Allbritton’s lab came up with another feature. If the researchers decided they wanted to study a specific mini-gut further, they could use a special tool known as a microwand to pop out the magnetized well and either grow the tissue separately or extract DNA for genetic analyses.

The new technology is designed to help researchers dissect the mechanisms of intestinal stem-cell biology and investigate why some cells behave differently than others. It can also help scientists explore how a cell’s neighborhood might impact the cell’s behavior. This is important because in an actual gut, stem cells don’t exist in a vacuum; they’re surrounded by almost a dozen other cell types. The new technology allowed Magness’s lab to mix different cell types and culture them together to see what would happen when those cells lived in close proximity to each other.

Precision medicine

For example, epithelial cells called Paneth cells had already been shown to support the growth of intestinal stem cells.

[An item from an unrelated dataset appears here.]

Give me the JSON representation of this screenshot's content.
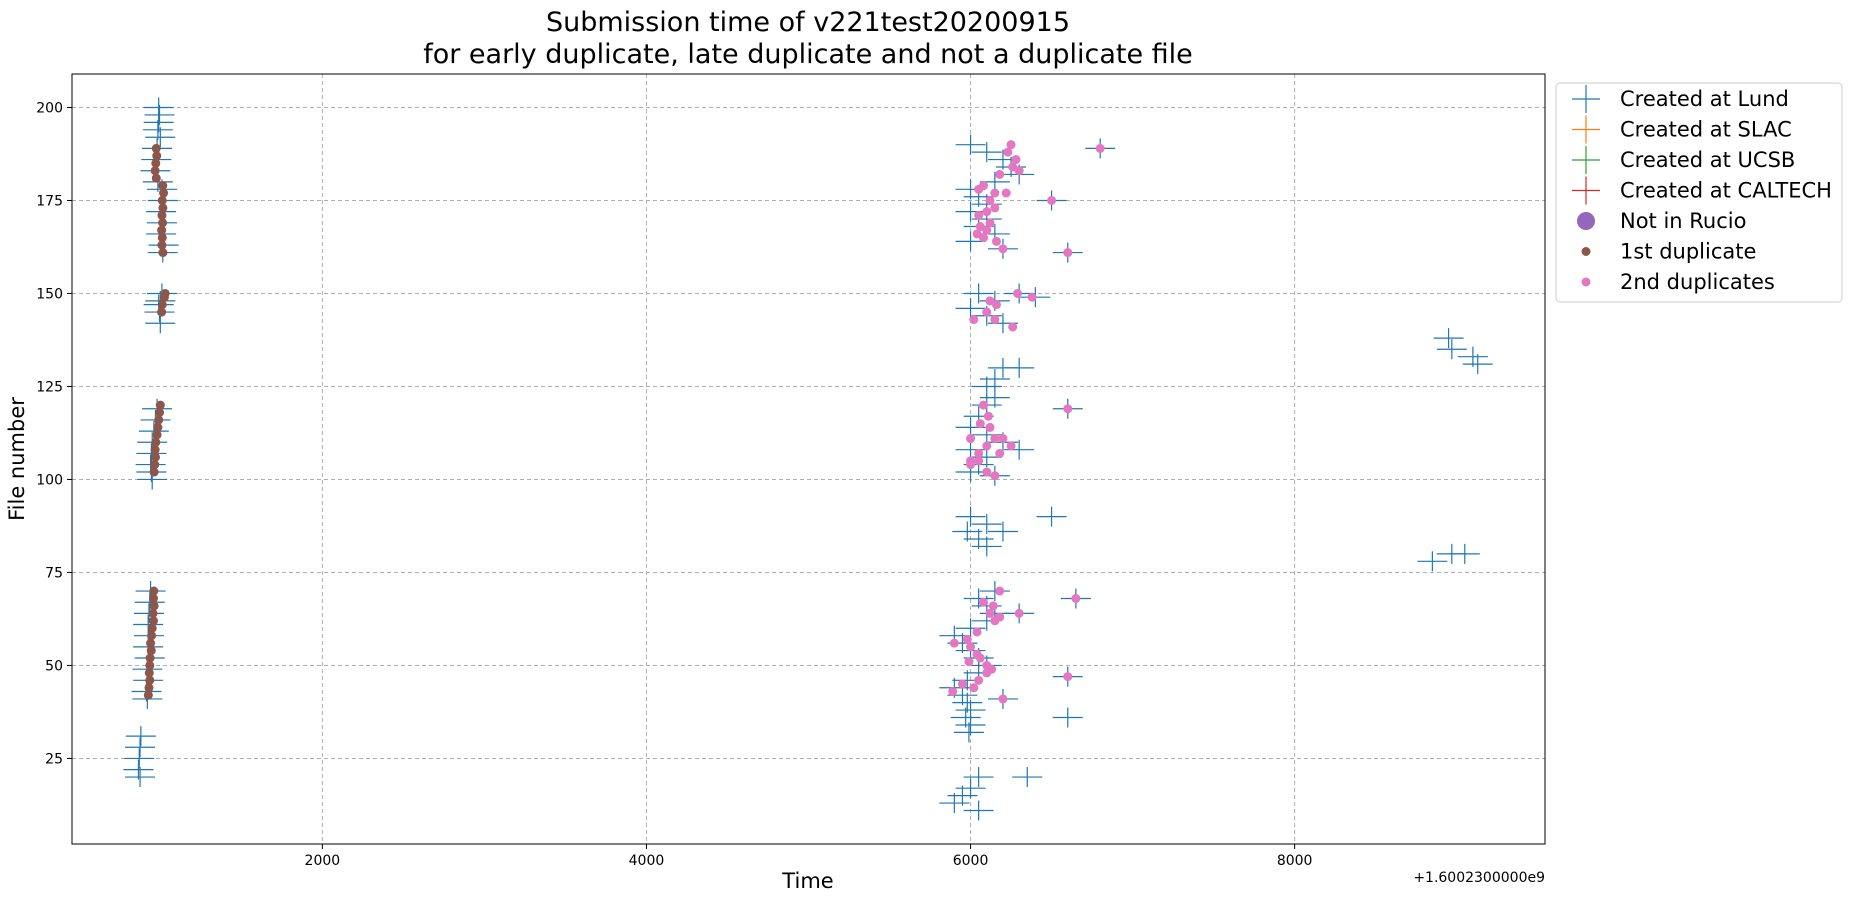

Gracz decided to use the new technology to test the hypothesis that the more Paneth cells in the neighborhood, the better the stem cells grow. He examined thousands of wells where Paneth and stem cells had been cultured together, and he was surprised to find that the number of Paneth cells didn’t seem to affect stem-cell growth.

However, when Gracz looked closer, he discovered that intestinal stem cells that were touching Paneth cells did have a survival advantage over those that were not touching the Paneth cells, indicating that direct cell-to-cell contact was required to provide support.

“With this platform we could go back and test some hypotheses,” Gracz says. “We’ve been able to do that in a way that wasn’t possible before. The most powerful part of this approach is that it allows us to get deeper and deeper into the science of the gut with more and more resolution. We’ll be able to see things and study them, especially as they relate to human health and disease, to a greater degree than before.”

The researchers say that the new technology could also be applicable to cells derived from other tissue, such as breast, pancreas, or practically any other part of the body. One day, the technology could become part of a precision-medicine approach to home in on the behavior of single stem cells as indicators of an individual’s response to specific drugs.

“The big idea emerging in biology that’s cool but confounding is something called stochasticity—the notion that different behaviors of an organ’s constituent parts drive one collective behavior of the organ as a whole,” Gracz says. “So all the stem cells might be doing different things, but then the outcome that keeps your body running is hopefully always the same.”

Magness adds, “Single cell technology like this allows us to dissect this stochasticity and pull it apart, and then later we can put it all back together again to understand a disease much better than we do right now. And understanding a disease better allows us to come up with better treatments for patients.”

Marla Broadfoot is a geneticist turned freelance science writer. This article was originally written for the UNC School of Medicine.

In the Department of Medicine, Magness is part of the Division of Gastroenterology and Hepatology. This research, published in Nature Cell Biology, was funded through grants from the National Institutes of Health, the UNC Center for Gastrointestinal Biology and Disease, and the University Cancer Research Fund.